Калле повторил свой вопрос. Произнес он его с меньшим сарказмом, и все же, несмотря на это, рот снова скривился, хотя, может, и не столь заметно.
– Долго спали? – в ответ спросил незнакомый. – Ночью были на ногах?
– Да.
– Чем занимались?
– Это мое личное дело, – ответил Калле.
– Не хотите говорить?
– Разумеется.
– Неудобно?
Калле пожал плечами.
– Или боитесь?
– Бояться мне нечего.
– Интересно!
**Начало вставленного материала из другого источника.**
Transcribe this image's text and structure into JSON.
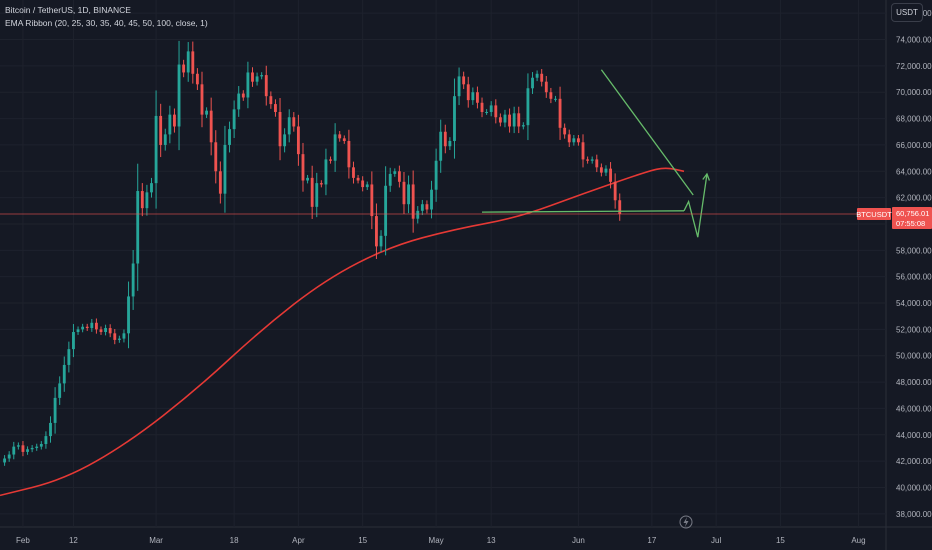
{
  "legend": {
    "symbol_line": "Bitcoin / TetherUS, 1D, BINANCE",
    "indicator_line": "EMA Ribbon (20, 25, 30, 35, 40, 45, 50, 100, close, 1)"
  },
  "toolbar": {
    "currency": "USDT"
  },
  "price_label": {
    "ticker": "BTCUSDT",
    "price": "60,756.01",
    "countdown": "07:55:08"
  },
  "colors": {
    "up": "#26a69a",
    "down": "#ef5350",
    "ema": "#e53935",
    "trendline": "#66bb6a",
    "price_line": "#ef5350",
    "grid": "#1e222d",
    "background": "#151924"
  },
  "chart_data": {
    "type": "candlestick",
    "symbol": "BTCUSDT",
    "interval": "1D",
    "exchange": "BINANCE",
    "ylim": [
      37000,
      77000
    ],
    "y_ticks": [
      "38,000.00",
      "40,000.00",
      "42,000.00",
      "44,000.00",
      "46,000.00",
      "48,000.00",
      "50,000.00",
      "52,000.00",
      "54,000.00",
      "56,000.00",
      "58,000.00",
      "60,000.00",
      "62,000.00",
      "64,000.00",
      "66,000.00",
      "68,000.00",
      "70,000.00",
      "72,000.00",
      "74,000.00",
      "76,000.00"
    ],
    "x_ticks": [
      {
        "date": "2024-02-01",
        "label": "Feb"
      },
      {
        "date": "2024-02-12",
        "label": "12"
      },
      {
        "date": "2024-03-01",
        "label": "Mar"
      },
      {
        "date": "2024-03-18",
        "label": "18"
      },
      {
        "date": "2024-04-01",
        "label": "Apr"
      },
      {
        "date": "2024-04-15",
        "label": "15"
      },
      {
        "date": "2024-05-01",
        "label": "May"
      },
      {
        "date": "2024-05-13",
        "label": "13"
      },
      {
        "date": "2024-06-01",
        "label": "Jun"
      },
      {
        "date": "2024-06-17",
        "label": "17"
      },
      {
        "date": "2024-07-01",
        "label": "Jul"
      },
      {
        "date": "2024-07-15",
        "label": "15"
      },
      {
        "date": "2024-08-01",
        "label": "Aug"
      }
    ],
    "x_range": [
      "2024-01-27",
      "2024-08-07"
    ],
    "last_price": 60756.01,
    "closes": [
      42200,
      42500,
      43100,
      43200,
      42700,
      42900,
      43000,
      43100,
      43300,
      43900,
      44900,
      46800,
      47900,
      49300,
      50500,
      51800,
      52000,
      52200,
      52100,
      52500,
      52000,
      51800,
      52100,
      51700,
      51200,
      51300,
      51700,
      54500,
      57000,
      62500,
      61200,
      62400,
      63100,
      68200,
      66000,
      66800,
      68300,
      67400,
      72100,
      71500,
      73100,
      71400,
      70600,
      68300,
      68600,
      66200,
      64000,
      62300,
      66000,
      67200,
      68700,
      69900,
      69600,
      71500,
      70800,
      71200,
      71300,
      69700,
      69100,
      68500,
      65900,
      66800,
      68100,
      67400,
      65300,
      63300,
      63500,
      61300,
      63100,
      63000,
      64900,
      64800,
      66800,
      66500,
      66300,
      64300,
      63500,
      63300,
      62800,
      63000,
      60600,
      58300,
      59100,
      62900,
      63800,
      64000,
      63200,
      61500,
      63000,
      60400,
      61000,
      61500,
      61100,
      62600,
      64800,
      67000,
      65900,
      66300,
      69700,
      71200,
      70600,
      69400,
      70000,
      69200,
      68500,
      68500,
      69000,
      68100,
      67700,
      68300,
      67400,
      68400,
      67400,
      67500,
      70300,
      71100,
      71400,
      70800,
      70000,
      69500,
      69500,
      67300,
      66800,
      66200,
      66500,
      66200,
      64900,
      64800,
      64900,
      64300,
      63900,
      64200,
      63200,
      61800,
      60756.01
    ],
    "ema": [
      {
        "date": "2024-01-27",
        "value": 39400
      },
      {
        "date": "2024-02-10",
        "value": 40600
      },
      {
        "date": "2024-02-24",
        "value": 43400
      },
      {
        "date": "2024-03-10",
        "value": 47500
      },
      {
        "date": "2024-03-24",
        "value": 52000
      },
      {
        "date": "2024-04-07",
        "value": 55800
      },
      {
        "date": "2024-04-21",
        "value": 58300
      },
      {
        "date": "2024-05-05",
        "value": 59600
      },
      {
        "date": "2024-05-19",
        "value": 60500
      },
      {
        "date": "2024-06-02",
        "value": 62300
      },
      {
        "date": "2024-06-16",
        "value": 64000
      },
      {
        "date": "2024-06-20",
        "value": 64300
      },
      {
        "date": "2024-06-24",
        "value": 64000
      }
    ],
    "drawings": [
      {
        "name": "resistance-trendline",
        "points": [
          {
            "date": "2024-06-06",
            "value": 71700
          },
          {
            "date": "2024-06-26",
            "value": 62200
          }
        ]
      },
      {
        "name": "support-line",
        "points": [
          {
            "date": "2024-05-11",
            "value": 60900
          },
          {
            "date": "2024-06-24",
            "value": 61000
          }
        ]
      },
      {
        "name": "projection-path",
        "points": [
          {
            "date": "2024-06-24",
            "value": 61000
          },
          {
            "date": "2024-06-25",
            "value": 61700
          },
          {
            "date": "2024-06-27",
            "value": 59000
          },
          {
            "date": "2024-06-29",
            "value": 63800
          }
        ]
      }
    ]
  }
}
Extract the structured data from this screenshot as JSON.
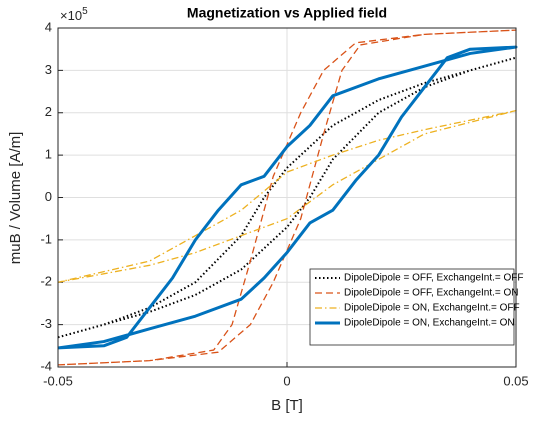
{
  "chart_data": {
    "type": "line",
    "title": "Magnetization vs Applied field",
    "xlabel": "B [T]",
    "ylabel": "muB / Volume [A/m]",
    "y_exponent_base": "×10",
    "y_exponent": "5",
    "xlim": [
      -0.05,
      0.05
    ],
    "xticks": [
      -0.05,
      0,
      0.05
    ],
    "ylim": [
      -4,
      4
    ],
    "yticks": [
      -4,
      -3,
      -2,
      -1,
      0,
      1,
      2,
      3,
      4
    ],
    "grid": true,
    "legend": "lower right",
    "series": [
      {
        "name": "DipoleDipole = OFF, ExchangeInt.= OFF",
        "color": "#000000",
        "line_style": ":",
        "line_width": 2,
        "x": [
          -0.05,
          -0.04,
          -0.03,
          -0.02,
          -0.01,
          0,
          0.005,
          0.01,
          0.02,
          0.03,
          0.04,
          0.05,
          0.04,
          0.03,
          0.02,
          0.01,
          0,
          -0.005,
          -0.01,
          -0.02,
          -0.03,
          -0.04,
          -0.05
        ],
        "values": [
          -3.3,
          -3.0,
          -2.7,
          -2.3,
          -1.7,
          -0.7,
          0.0,
          0.9,
          2.0,
          2.6,
          3.0,
          3.3,
          3.0,
          2.7,
          2.3,
          1.7,
          0.7,
          0.0,
          -0.9,
          -2.0,
          -2.6,
          -3.0,
          -3.3
        ]
      },
      {
        "name": "DipoleDipole = OFF, ExchangeInt.= ON",
        "color": "#D95319",
        "line_style": "--",
        "line_width": 1.3,
        "x": [
          -0.05,
          -0.03,
          -0.015,
          -0.008,
          -0.003,
          0.003,
          0.008,
          0.012,
          0.016,
          0.03,
          0.05,
          0.03,
          0.015,
          0.008,
          0.003,
          -0.003,
          -0.008,
          -0.012,
          -0.016,
          -0.03,
          -0.05
        ],
        "values": [
          -3.95,
          -3.85,
          -3.65,
          -3.0,
          -2.0,
          -0.5,
          1.5,
          3.0,
          3.6,
          3.85,
          3.95,
          3.85,
          3.65,
          3.0,
          2.0,
          0.5,
          -1.5,
          -3.0,
          -3.6,
          -3.85,
          -3.95
        ]
      },
      {
        "name": "DipoleDipole = ON, ExchangeInt.= OFF",
        "color": "#EDB120",
        "line_style": "-.",
        "line_width": 1.3,
        "x": [
          -0.05,
          -0.03,
          -0.02,
          -0.01,
          0,
          0.01,
          0.02,
          0.03,
          0.05,
          0.03,
          0.02,
          0.01,
          0,
          -0.01,
          -0.02,
          -0.03,
          -0.05
        ],
        "values": [
          -2.0,
          -1.6,
          -1.3,
          -0.9,
          -0.5,
          0.3,
          0.9,
          1.5,
          2.05,
          1.6,
          1.35,
          1.0,
          0.6,
          -0.3,
          -0.9,
          -1.5,
          -2.0
        ]
      },
      {
        "name": "DipoleDipole = ON, ExchangeInt.= ON",
        "color": "#0072BD",
        "line_style": "-",
        "line_width": 3,
        "x": [
          -0.05,
          -0.04,
          -0.03,
          -0.02,
          -0.01,
          -0.005,
          0,
          0.005,
          0.01,
          0.015,
          0.02,
          0.025,
          0.03,
          0.035,
          0.04,
          0.05,
          0.04,
          0.03,
          0.02,
          0.01,
          0.005,
          0,
          -0.005,
          -0.01,
          -0.015,
          -0.02,
          -0.025,
          -0.03,
          -0.035,
          -0.04,
          -0.05
        ],
        "values": [
          -3.55,
          -3.4,
          -3.1,
          -2.8,
          -2.4,
          -1.9,
          -1.3,
          -0.6,
          -0.3,
          0.4,
          1.0,
          1.9,
          2.6,
          3.3,
          3.5,
          3.55,
          3.4,
          3.1,
          2.8,
          2.4,
          1.7,
          1.2,
          0.5,
          0.3,
          -0.3,
          -1.0,
          -1.9,
          -2.6,
          -3.3,
          -3.5,
          -3.55
        ]
      }
    ]
  }
}
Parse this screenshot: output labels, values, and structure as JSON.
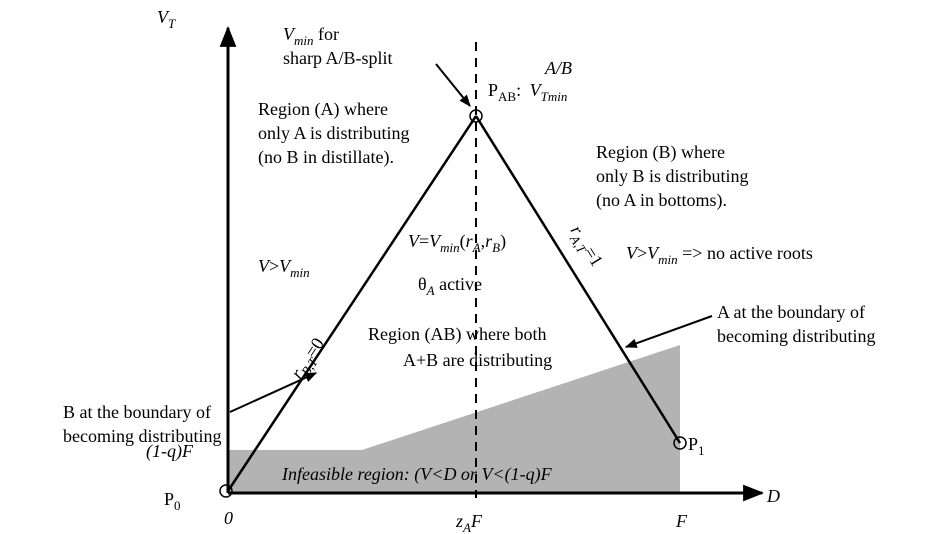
{
  "axes": {
    "y_label_main": "V",
    "y_label_sub": "T",
    "x_label": "D",
    "origin_tick": "0",
    "zaf_tick_main": "z",
    "zaf_tick_sub": "A",
    "zaf_tick_tail": "F",
    "f_tick": "F",
    "q_label": "(1-q)F"
  },
  "points": {
    "p0_main": "P",
    "p0_sub": "0",
    "p1_main": "P",
    "p1_sub": "1",
    "pab_main": "P",
    "pab_sub": "AB",
    "pab_colon": ":",
    "pab_v": "V",
    "pab_v_sub": "Tmin",
    "pab_v_sup": "A/B"
  },
  "vmin_note": {
    "v": "V",
    "v_sub": "min",
    "tail": " for",
    "line2": "sharp A/B-split"
  },
  "region_a": {
    "line1": "Region (A) where",
    "line2": "only A is distributing",
    "line3": "(no B in distillate)."
  },
  "region_b": {
    "line1": "Region (B) where",
    "line2": "only B is distributing",
    "line3": "(no A in bottoms)."
  },
  "region_ab": {
    "line1": "Region (AB) where both",
    "line2": "A+B are distributing"
  },
  "center_eq": {
    "v1": "V",
    "eq": "=",
    "v2": "V",
    "v2_sub": "min",
    "open": "(",
    "r1": "r",
    "r1_sub": "A",
    "comma": ",",
    "r2": "r",
    "r2_sub": "B",
    "close": ")"
  },
  "theta": {
    "sym": "θ",
    "sub": "A",
    "tail": " active"
  },
  "left_cond": {
    "v": "V",
    "gt": ">",
    "v2": "V",
    "v2_sub": "min"
  },
  "right_cond": {
    "v": "V",
    "gt": ">",
    "v2": "V",
    "v2_sub": "min",
    "tail": " => no active roots"
  },
  "left_edge_label": {
    "r": "r",
    "sub": "B,T",
    "tail": "=0"
  },
  "right_edge_label": {
    "r": "r",
    "sub": "A,T",
    "tail": "=1"
  },
  "b_boundary": {
    "line1": "B at the boundary of",
    "line2": "becoming distributing"
  },
  "a_boundary": {
    "line1": "A at the boundary of",
    "line2": "becoming distributing"
  },
  "infeasible": {
    "text": "Infeasible region: (V<D or V<(1-q)F"
  }
}
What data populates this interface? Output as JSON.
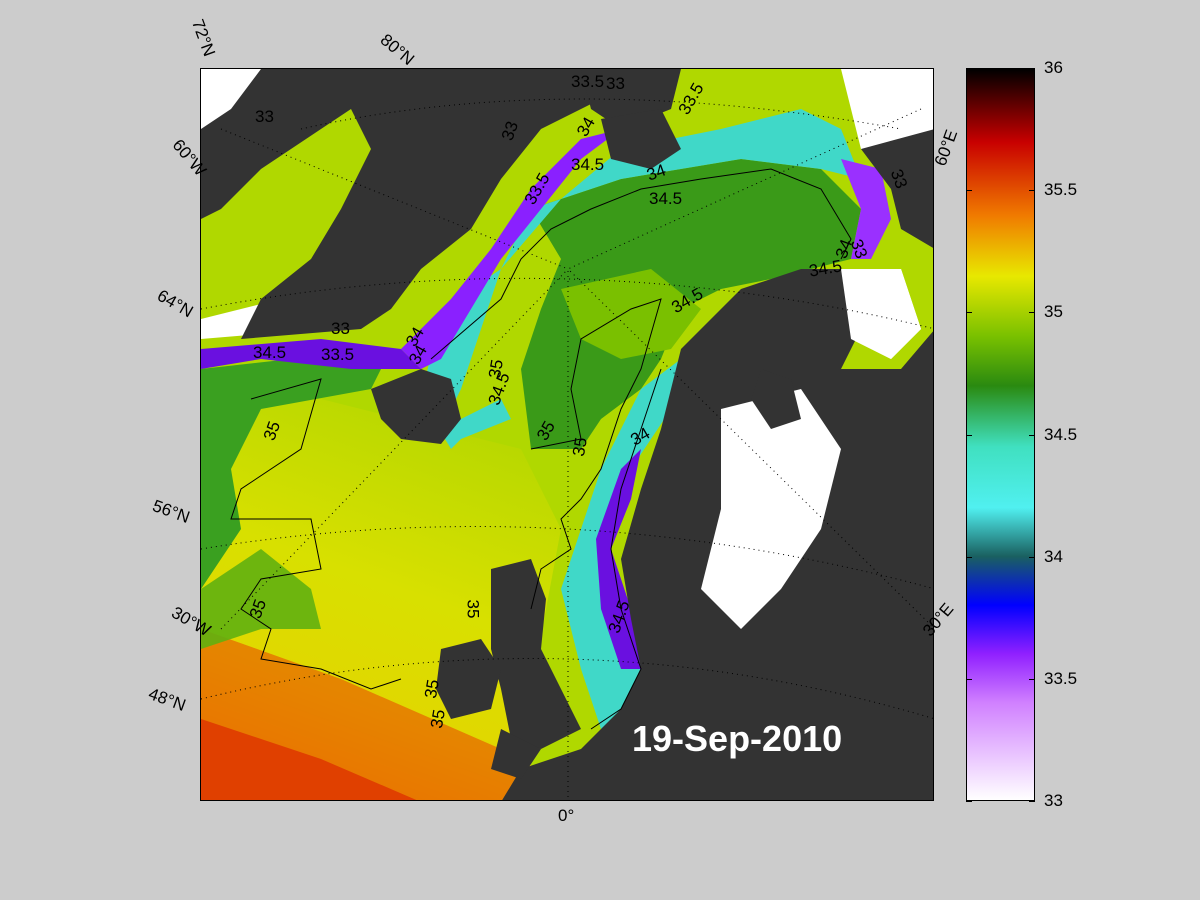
{
  "date": "19-Sep-2010",
  "lat_labels": [
    "72°N",
    "80°N",
    "60°W",
    "64°N",
    "56°N",
    "30°W",
    "48°N"
  ],
  "lon_labels": [
    "0°",
    "30°E",
    "60°E"
  ],
  "contour_labels": [
    "33",
    "33.5",
    "33",
    "33.5",
    "33",
    "34",
    "34.5",
    "34",
    "34.5",
    "33.5",
    "33",
    "34",
    "34.5",
    "33",
    "34.5",
    "33.5",
    "34",
    "34.5",
    "35",
    "35",
    "35",
    "34",
    "35",
    "35",
    "35",
    "35",
    "34.5",
    "35",
    "34.5",
    "34",
    "33"
  ],
  "colorbar": {
    "ticks": [
      "36",
      "35.5",
      "35",
      "34.5",
      "34",
      "33.5",
      "33"
    ],
    "min": 33,
    "max": 36,
    "colors": {
      "36": "#000000",
      "35.7": "#c80000",
      "35.4": "#f07a00",
      "35.15": "#e8e800",
      "34.9": "#78c000",
      "34.7": "#2a8a10",
      "34.45": "#40e0c0",
      "34.2": "#50f0f0",
      "34.0": "#1a6060",
      "33.8": "#0000ff",
      "33.6": "#9020ff",
      "33.4": "#d080ff",
      "33": "#ffffff"
    }
  }
}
Снюхались с врагом – и «бояться мне нечего». Это по вашим сигналам бомбы падали на воинские склады. Прошедшей ночью. И сделали это вы, подонок.
Калле вскипел от злости. Он был невиновен, он ничего не сделал, совсем ничего, даже самого малого. Чтобы выбраться живым из «этой каши», как он называл оккупационное время, Калле решил именно своей циничностью сохранить ко всему лояльность. Какое ему дело до разных там лагерей и партий или до красных и белых и всех их знаков отличия. Про себя он посылал их всех к чертям собачьим. Он – человек и хочет прожить свою жизнь, свой коротенький миг. А тут является этот сопляк – «подонок, снюхались с врагом…»
Калле почти прокричал:
– Это нелепость. Вы сами не понимаете, что говорите. Это ошибка… Вы спутали меня с кем-то. Это недоразумение, должно быть недоразумением.
– Не кипятитесь, в ваших окнах ночью видели свет. И свидетели подтверждают это.
– Ложь! Клевета! Эти ваши свидетели – прирожденные уроды, всех подозревают, душевнобольные люди. Да что там – они идиоты. Ночью была полная луна, и окна отсвечивали. Ну конечно, конечно. Я сам это видел, своими глазами, во время полнолуния. А эти ваши свидетели, эти ваши идиоты приняли все за сигналы.
– Вы пойдете со мной, – сказал человек в сапогах, на которого эти словоизлияния, казалось, не произвели никакого впечатления. – В соответствующем месте вы расскажете подробнее о своих преступлениях.